Не успел он кончить, как послышался стук кабриолета, въезжающего во двор. Монте-Кристо подошел к окну и увидел Максимилиана и Эмманюеля.

– Отлично, – сказал он, – я кончил как раз вовремя.

И он запечатал завещание тремя печатями.

Минуту спустя он услышал в гостиной шаги и пошел отпереть дверь.

Вошел Моррель.

Он приехал на двадцать минут раньше назначенного времени.

– Быть может, я приехал немного рано, граф, – сказал он, – но признаюсь вам откровенно, что не мог заснуть ни на минуту, как и мои домашние. Я должен был увидеть вас, вашу спокойную уверенность, чтобы снова стать самим собой.

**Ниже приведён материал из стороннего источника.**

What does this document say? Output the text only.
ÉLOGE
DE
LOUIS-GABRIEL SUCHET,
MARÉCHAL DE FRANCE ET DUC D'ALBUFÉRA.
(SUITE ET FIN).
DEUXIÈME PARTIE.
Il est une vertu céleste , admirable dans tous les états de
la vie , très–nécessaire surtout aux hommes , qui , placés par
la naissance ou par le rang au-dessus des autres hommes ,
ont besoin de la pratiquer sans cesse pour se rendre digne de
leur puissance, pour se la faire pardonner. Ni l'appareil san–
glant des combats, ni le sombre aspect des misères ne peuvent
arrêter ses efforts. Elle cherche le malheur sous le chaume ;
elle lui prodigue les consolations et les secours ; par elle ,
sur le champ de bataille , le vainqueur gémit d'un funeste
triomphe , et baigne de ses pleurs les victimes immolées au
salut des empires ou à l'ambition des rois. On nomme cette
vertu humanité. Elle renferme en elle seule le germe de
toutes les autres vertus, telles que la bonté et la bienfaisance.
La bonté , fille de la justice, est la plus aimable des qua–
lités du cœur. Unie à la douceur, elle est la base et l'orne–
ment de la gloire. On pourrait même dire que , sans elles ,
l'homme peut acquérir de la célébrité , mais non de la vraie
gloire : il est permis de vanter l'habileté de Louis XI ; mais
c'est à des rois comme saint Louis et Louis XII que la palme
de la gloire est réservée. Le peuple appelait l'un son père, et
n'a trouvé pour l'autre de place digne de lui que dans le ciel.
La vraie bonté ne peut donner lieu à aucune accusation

Монте-Кристо был тронут этой сердечной привязанностью и, вместо того чтобы протянуть Максимилиану руку, заключил его в свои объятия.

– Моррель, – сказал он ему, – сегодня для меня прекрасный день, потому что я почувствовал, что такой человек, как вы, любит меня. Здравствуйте, Эмманюель. Так вы едете со мной, Максимилиан?

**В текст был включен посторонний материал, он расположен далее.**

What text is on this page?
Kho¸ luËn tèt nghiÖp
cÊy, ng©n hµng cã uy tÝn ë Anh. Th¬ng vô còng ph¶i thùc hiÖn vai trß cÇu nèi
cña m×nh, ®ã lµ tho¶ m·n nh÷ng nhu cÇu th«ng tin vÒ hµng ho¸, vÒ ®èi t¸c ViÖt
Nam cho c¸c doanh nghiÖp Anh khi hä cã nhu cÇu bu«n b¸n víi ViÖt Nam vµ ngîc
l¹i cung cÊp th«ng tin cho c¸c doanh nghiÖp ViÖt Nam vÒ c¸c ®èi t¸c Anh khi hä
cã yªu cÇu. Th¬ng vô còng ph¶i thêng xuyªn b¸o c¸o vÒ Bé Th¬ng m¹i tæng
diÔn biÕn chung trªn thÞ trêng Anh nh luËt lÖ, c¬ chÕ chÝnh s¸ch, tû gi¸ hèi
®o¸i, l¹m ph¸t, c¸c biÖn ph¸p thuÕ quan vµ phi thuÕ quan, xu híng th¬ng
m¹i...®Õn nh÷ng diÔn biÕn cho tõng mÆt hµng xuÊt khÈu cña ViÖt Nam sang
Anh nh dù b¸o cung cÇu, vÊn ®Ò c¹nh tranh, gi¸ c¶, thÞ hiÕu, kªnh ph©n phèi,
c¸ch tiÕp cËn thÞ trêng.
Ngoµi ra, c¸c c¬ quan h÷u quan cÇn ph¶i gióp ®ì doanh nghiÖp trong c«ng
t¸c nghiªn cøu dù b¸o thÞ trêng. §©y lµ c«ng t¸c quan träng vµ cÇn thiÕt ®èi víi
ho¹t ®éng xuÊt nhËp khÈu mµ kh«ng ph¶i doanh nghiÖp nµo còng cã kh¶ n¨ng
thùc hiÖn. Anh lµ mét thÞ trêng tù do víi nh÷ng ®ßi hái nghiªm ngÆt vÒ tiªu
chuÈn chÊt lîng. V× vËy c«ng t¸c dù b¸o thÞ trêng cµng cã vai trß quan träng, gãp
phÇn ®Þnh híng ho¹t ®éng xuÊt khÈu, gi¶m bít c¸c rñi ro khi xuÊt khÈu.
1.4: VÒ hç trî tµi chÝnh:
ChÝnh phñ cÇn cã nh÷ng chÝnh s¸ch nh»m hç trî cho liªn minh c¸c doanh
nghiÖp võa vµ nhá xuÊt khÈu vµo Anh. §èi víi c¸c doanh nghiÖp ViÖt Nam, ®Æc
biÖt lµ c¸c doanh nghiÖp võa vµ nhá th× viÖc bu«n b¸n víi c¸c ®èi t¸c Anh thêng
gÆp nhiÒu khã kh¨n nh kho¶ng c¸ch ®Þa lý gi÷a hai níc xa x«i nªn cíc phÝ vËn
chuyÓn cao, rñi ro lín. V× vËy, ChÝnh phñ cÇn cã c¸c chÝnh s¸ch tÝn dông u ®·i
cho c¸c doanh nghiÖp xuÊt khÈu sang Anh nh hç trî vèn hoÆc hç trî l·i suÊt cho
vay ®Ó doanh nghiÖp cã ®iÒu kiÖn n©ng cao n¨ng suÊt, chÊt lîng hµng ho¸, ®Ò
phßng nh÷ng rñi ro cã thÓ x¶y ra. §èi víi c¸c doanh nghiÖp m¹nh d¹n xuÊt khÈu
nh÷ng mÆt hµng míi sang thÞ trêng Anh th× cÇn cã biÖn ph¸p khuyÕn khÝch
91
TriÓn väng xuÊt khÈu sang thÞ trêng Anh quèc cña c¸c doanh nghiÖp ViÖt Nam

– Конечно! Неужели вы могли в этом сомневаться?

– А если я не прав…

– Я видел всю вчерашнюю сцену, я всю ночь вспоминал ваше самообладание, и я сказал себе, что, если только можно верить человеческому лицу, правда на вашей стороне.

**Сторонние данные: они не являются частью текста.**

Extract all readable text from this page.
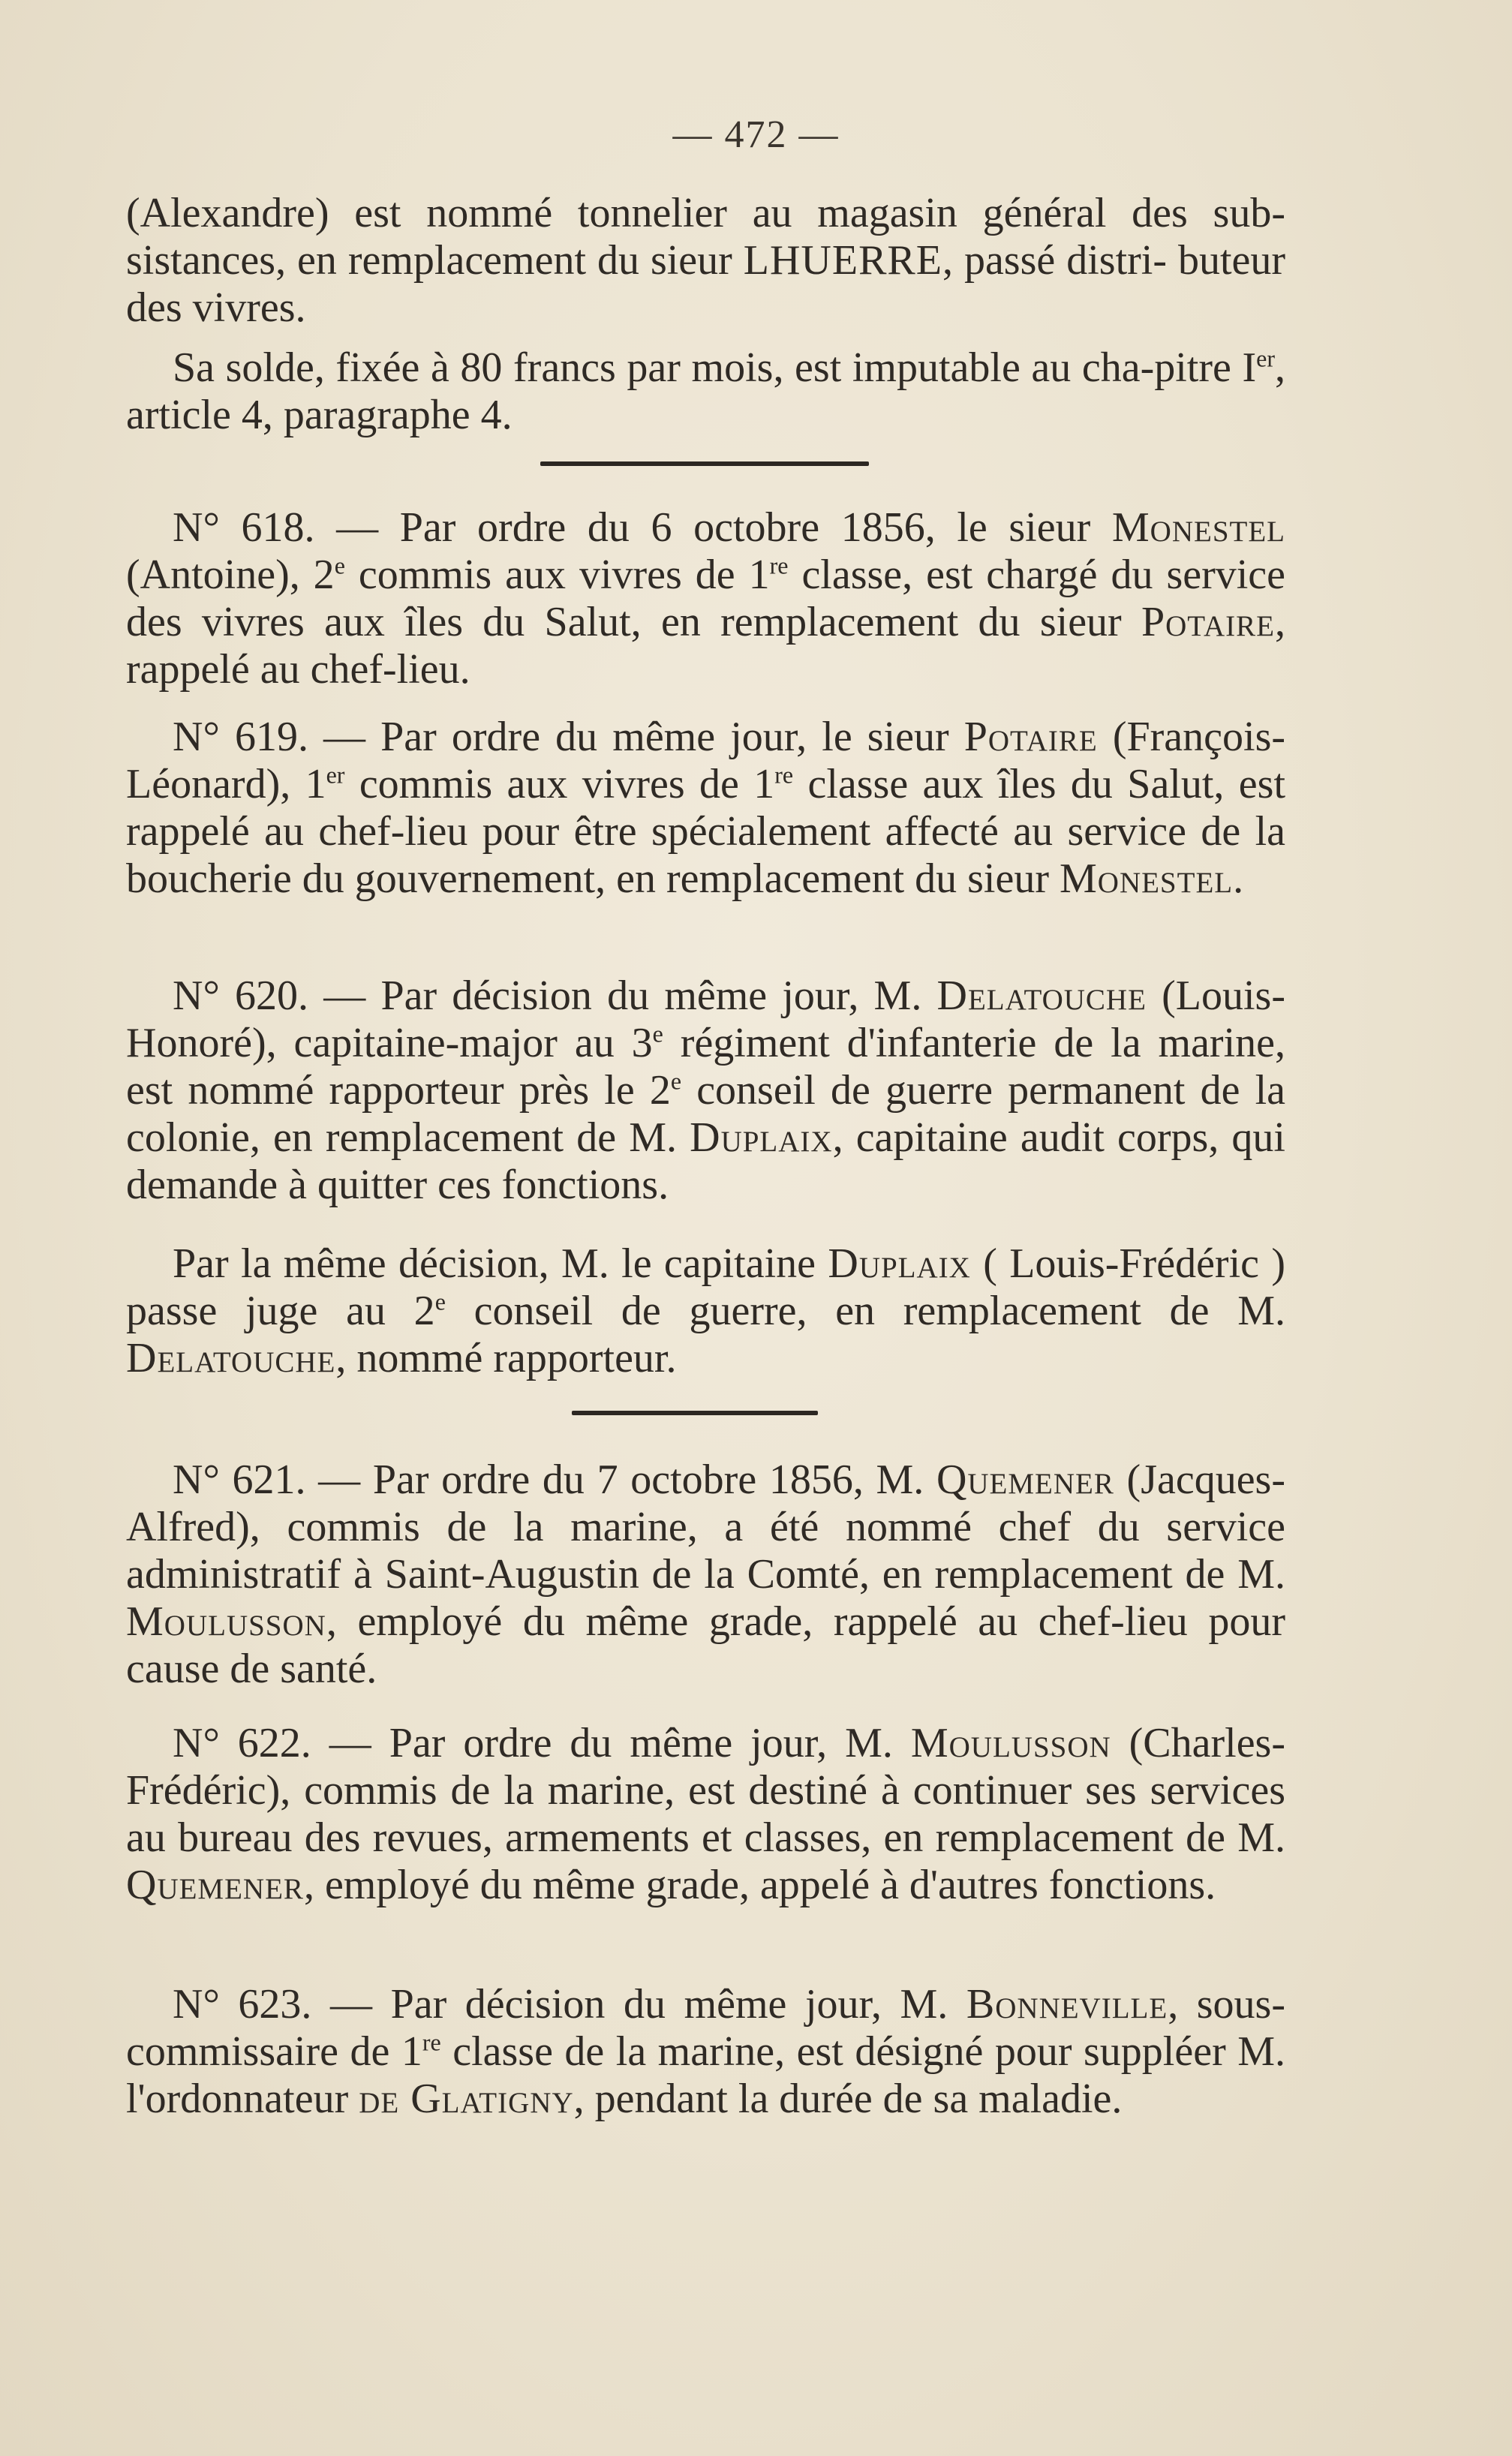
— 472 —

(Alexandre) est nommé tonnelier au magasin général des sub- sistances, en remplacement du sieur LHUERRE, passé distri- buteur des vivres.

Sa solde, fixée à 80 francs par mois, est imputable au cha-pitre Ier, article 4, paragraphe 4.

N° 618. — Par ordre du 6 octobre 1856, le sieur Monestel (Antoine), 2e commis aux vivres de 1re classe, est chargé du service des vivres aux îles du Salut, en remplacement du sieur Potaire, rappelé au chef-lieu.

N° 619. — Par ordre du même jour, le sieur Potaire (François-Léonard), 1er commis aux vivres de 1re classe aux îles du Salut, est rappelé au chef-lieu pour être spécialement affecté au service de la boucherie du gouvernement, en remplacement du sieur Monestel.

N° 620. — Par décision du même jour, M. Delatouche (Louis-Honoré), capitaine-major au 3e régiment d'infanterie de la marine, est nommé rapporteur près le 2e conseil de guerre permanent de la colonie, en remplacement de M. Duplaix, capitaine audit corps, qui demande à quitter ces fonctions.

Par la même décision, M. le capitaine Duplaix ( Louis-Frédéric ) passe juge au 2e conseil de guerre, en remplacement de M. Delatouche, nommé rapporteur.

N° 621. — Par ordre du 7 octobre 1856, M. Quemener (Jacques-Alfred), commis de la marine, a été nommé chef du service administratif à Saint-Augustin de la Comté, en remplacement de M. Moulusson, employé du même grade, rappelé au chef-lieu pour cause de santé.

N° 622. — Par ordre du même jour, M. Moulusson (Charles-Frédéric), commis de la marine, est destiné à continuer ses services au bureau des revues, armements et classes, en remplacement de M. Quemener, employé du même grade, appelé à d'autres fonctions.

N° 623. — Par décision du même jour, M. Bonneville, sous-commissaire de 1re classe de la marine, est désigné pour suppléer M. l'ordonnateur de Glatigny, pendant la durée de sa maladie.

– Но ведь Альбер ваш друг.

– Просто знакомый.

– Вы с ним познакомились в тот же день, что со мной?

– Да, это верно; но вы сами видите, если бы вы не сказали об этом сейчас, я бы и не вспомнил.

– Благодарю вас, Моррель.

И граф позвонил.

– Вели отнести это к моему нотариусу, – сказал он тотчас же явившемуся Али. – Это мое завещание, Моррель. После моей смерти вы с ним ознакомитесь.

– После вашей смерти? – воскликнул Моррель. – Что это значит?

– Надо все предусмотреть, мой друг. Но что вы делали вчера вечером, когда мы расстались?

– Я отправился к Тортони и застал там, как и рассчитывал, Бошана и Шато-Рено. Сознаюсь вам, что я их разыскивал.

– Зачем же, раз все уже было условлено?

– Послушайте, граф, дуэль серьезная и неизбежная.

– Разве вы в этом сомневались?

– Нет. Оскорбление было нанесено публично, и все уже говорят о нем.

– Так что же?

– Я надеялся уговорить их выбрать другое оружие, заменить пистолет шпагой. Пуля слепа.

– Вам это удалось? – быстро спросил Монте-Кристо с едва уловимой искрой надежды.

– Нет, потому что всем известно, как вы владеете шпагой.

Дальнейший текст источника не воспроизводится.